When our neighborhood’s only broadband provider raised prices again, a group of residents formed a cooperative ISP. The initial network connected 38 homes using rooftop radios, with a leased fiber circuit at the local library serving as the upstream connection. Each member contributed toward equipment and paid a monthly fee covering transit, hosting, maintenance, and a small replacement reserve.

## Network Architecture

The access layer uses directional 5 GHz links between rooftops, while a few taller buildings act as distribution sites with sector antennas. Most homes have at least two possible paths to a gateway, allowing traffic to reroute when a radio fails or trees obstruct a link. We use Babel for route selection because it handles changing wireless link quality more gracefully than shortest-path routing alone.
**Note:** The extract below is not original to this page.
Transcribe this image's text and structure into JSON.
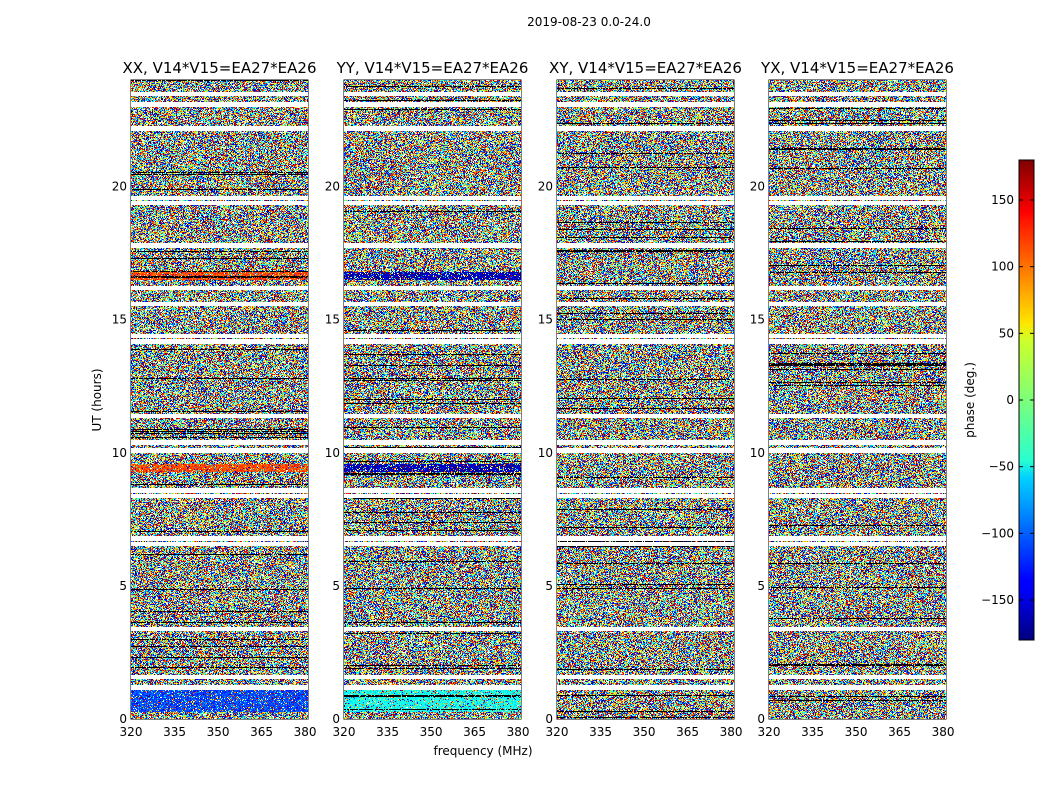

Each distribution router runs Linux and advertises measured prefixes through the mesh. A simplified Babel configuration looks like this:

```conf
interface wlan-mesh
interface backbone
redistribute ip 10.42.0.0/16
redistribute local deny
```

## Operating Like an ISP

The difficult work is less about radios than operations. We monitor packet loss, signal-to-noise ratio, airtime utilization, and gateway capacity, then alert volunteers only when thresholds remain unhealthy for several minutes. Subscriber traffic is rate-limited per household, but local traffic—such as backups to the cooperative’s storage server—does not consume upstream bandwidth.

## Reliability and Security

Power failures remain the most common source of outages, so core sites use small UPS units and automatically restart after extended interruptions. Management services are isolated from subscriber networks, configuration access requires WireGuard and hardware-backed SSH keys, and firmware updates are tested on spare equipment before deployment. We also publish maintenance notices and aggregate availability statistics so members can see how the network is performing.

## Lessons From the First Year

After twelve months, the mesh serves 112 households and typically delivers 80–150 Mbps per home. Dense clusters perform well, while long rural links require careful alignment and occasional relay sites. The cooperative’s biggest advantage is not unlimited bandwidth; it is local accountability, shared infrastructure, and a network that can evolve around the community’s actual needs.